The hatch eased open and the gangway rattled into position. The noise level in the cabin suddenly increased as the sound of the Commuter's idling engines swept in. Smells came in, too, the tang of the ocean permeating the harsh odors of aviation fuel and heated metal and plastic.

Then all ordinariness died in a thunder of gunshots and automatic weapons fire. Crenshaw dropped her drink and started to reach into her suit jacket but stopped in mid-motion as a massive figure dove through the hatch and rolled quickly to his feet. Bulky with muscle and armor, the intruder was an Ork. The cabin lights glinted off his yellowed tusks and blood-shot eyes, but the blue steel of his HK227 automatic rifle gleamed with cold perfection.

"Move and die," the Ork snarled in barely understandable English.

His words were garbled, but the yawning muzzle of his rifle spoke clearly. Crenshaw eased her hand out of her jacket, but no one else moved. Betty Tanaka began to hiccup softly, and Jiro, shivering fearfully, did nothing to comfort her.

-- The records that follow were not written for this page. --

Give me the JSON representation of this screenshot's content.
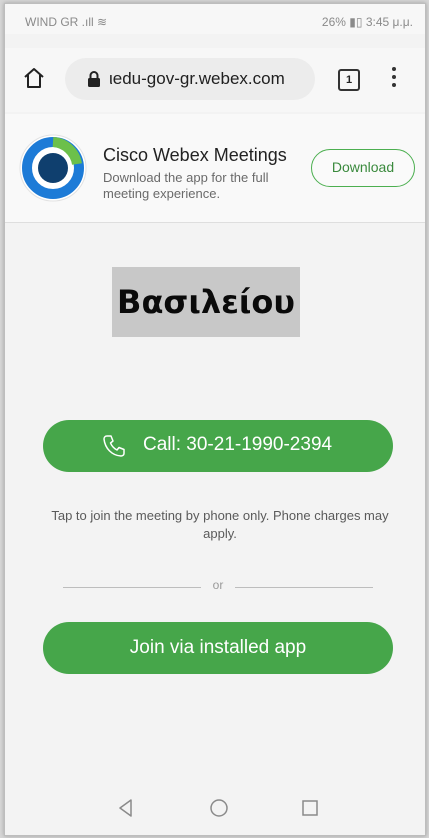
{
  "status_bar": {
    "carrier": "WIND GR",
    "signal_glyphs": "⁠.ıll ≋",
    "battery_time": "26% ▮▯ 3:45 μ.μ."
  },
  "browser": {
    "url": "ιedu-gov-gr.webex.com",
    "tab_count": "1"
  },
  "banner": {
    "app_name": "Cisco Webex Meetings",
    "description": "Download the app for the full meeting experience.",
    "download_label": "Download"
  },
  "meeting": {
    "name": "Βασιλείου"
  },
  "call": {
    "label": "Call: 30-21-1990-2394",
    "note": "Tap to join the meeting by phone only. Phone charges may apply."
  },
  "divider": {
    "text": "or"
  },
  "join": {
    "label": "Join via installed app"
  },
  "colors": {
    "accent_green": "#46a64a",
    "logo_blue": "#1d7bd7",
    "logo_green": "#6cc04a"
  },
  "icons": [
    "home-icon",
    "lock-icon",
    "tabs-icon",
    "menu-icon",
    "phone-icon",
    "back-icon",
    "home-circle-icon",
    "recents-icon"
  ]
}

Satisfied that he had cowed them, the Ork moved cautiously into the plane. A swift sidestep took him past the closed door of the pilot compartment. His movement made room in the doorway and two more invaders quickly filled it. The one in the fringed leather duster was a woman. The other, ragged in surplus military gear, was an Amerindian male. Sam barely had time to register all that before an eerie howling filled the air.

Frozen with unreasoning fear, Sam stared in horror at the massive shape bounding into the cabin. The huge, hound-like beast shouldered aside the Amerindian to land with snarl at the feet of the female invader.

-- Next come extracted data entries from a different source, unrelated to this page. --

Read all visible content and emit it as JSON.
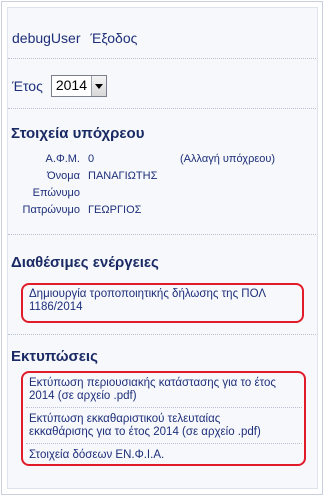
{
  "header": {
    "username": "debugUser",
    "logout_label": "Έξοδος"
  },
  "year": {
    "label": "Έτος",
    "selected": "2014"
  },
  "taxpayer": {
    "title": "Στοιχεία υπόχρεου",
    "afm_label": "Α.Φ.Μ.",
    "afm_value": "0",
    "change_label": "(Αλλαγή υπόχρεου)",
    "name_label": "Όνομα",
    "name_value": "ΠΑΝΑΓΙΩΤΗΣ",
    "surname_label": "Επώνυμο",
    "surname_value": "",
    "father_label": "Πατρώνυμο",
    "father_value": "ΓΕΩΡΓΙΟΣ"
  },
  "actions": {
    "title": "Διαθέσιμες ενέργειες",
    "items": [
      {
        "line1": "Δημιουργία τροποποιητικής δήλωσης της ΠΟΛ",
        "line2": "1186/2014"
      }
    ]
  },
  "prints": {
    "title": "Εκτυπώσεις",
    "items": [
      {
        "line1": "Εκτύπωση περιουσιακής κατάστασης για το έτος",
        "line2": "2014 (σε αρχείο .pdf)"
      },
      {
        "line1": "Εκτύπωση εκκαθαριστικού τελευταίας",
        "line2": "εκκαθάρισης για το έτος 2014 (σε αρχείο .pdf)"
      },
      {
        "line1": "Στοιχεία δόσεων ΕΝ.Φ.Ι.Α.",
        "line2": ""
      }
    ]
  },
  "colors": {
    "link": "#1d2f7a",
    "highlight_border": "#e11b2a"
  }
}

Yellow teeth snapped at her, catching the fringe on the left arm of her coat. She shoved that arm straight into the beast's mouth, jamming it back into the hinge of the animal's jaws. The beast backpedaled, seeking to disengage, but the woman's free hand whipped around to grasp the studded collar around its neck. The hound reared on its hind legs, lifting the woman off the floor.

Suddenly the animal arched violently as a yellow, sparking glow ran along its collar, the light revealing the Renraku logo etched in the band. Throwing itself away from its antagonist, the beast slammed against the bulkhead with a yelp of pain, then twisted and bit at itself as though trying to fend off its agony. The animal howled again, but this was not the bone-freezing sound that had paralyzed Sam and the others. Only pain and the animal's own uncomprehending fear remained. It crashed to the floor and whimpered once as it died. The stench of singed fur was overpowering.

Had the woman dispatched the beast with magic? Sam couldn't be sure, never having seen a magician in action, but he could think of no other explanation.

Hollow-eyed and panting, the woman spoke softly, almost to herself. "Damned Barghests. Why don't they ever go for the muscle first?"

Weapons sounded outside the aircraft again, filling the cabin with sudden death. The woman threw herself to the cabin floor and the man dodged back against the Commuter's bulkhead. The Renraku employees were slower to move, Betty Tanaka jerked and tumbled backward as slugs ripped into her. Jiro spun, blood spraying from his shoulder, and crashed into Toragama before the two of them pitched to the floor. Sam dropped behind his seat just as bullets chewed through the padding and light aluminum frame over his head. Crenshaw, out of the line of fire, stood still and eyed the Ork, who also remained standing, saved from the fire by a kink in the bulkhead.

The male invader made a sudden jump and snatched the hatch handle, tugging it closed. By the almost superhuman speed of the man's movement, Sam realized it had to be cyberware enhancing his reactions.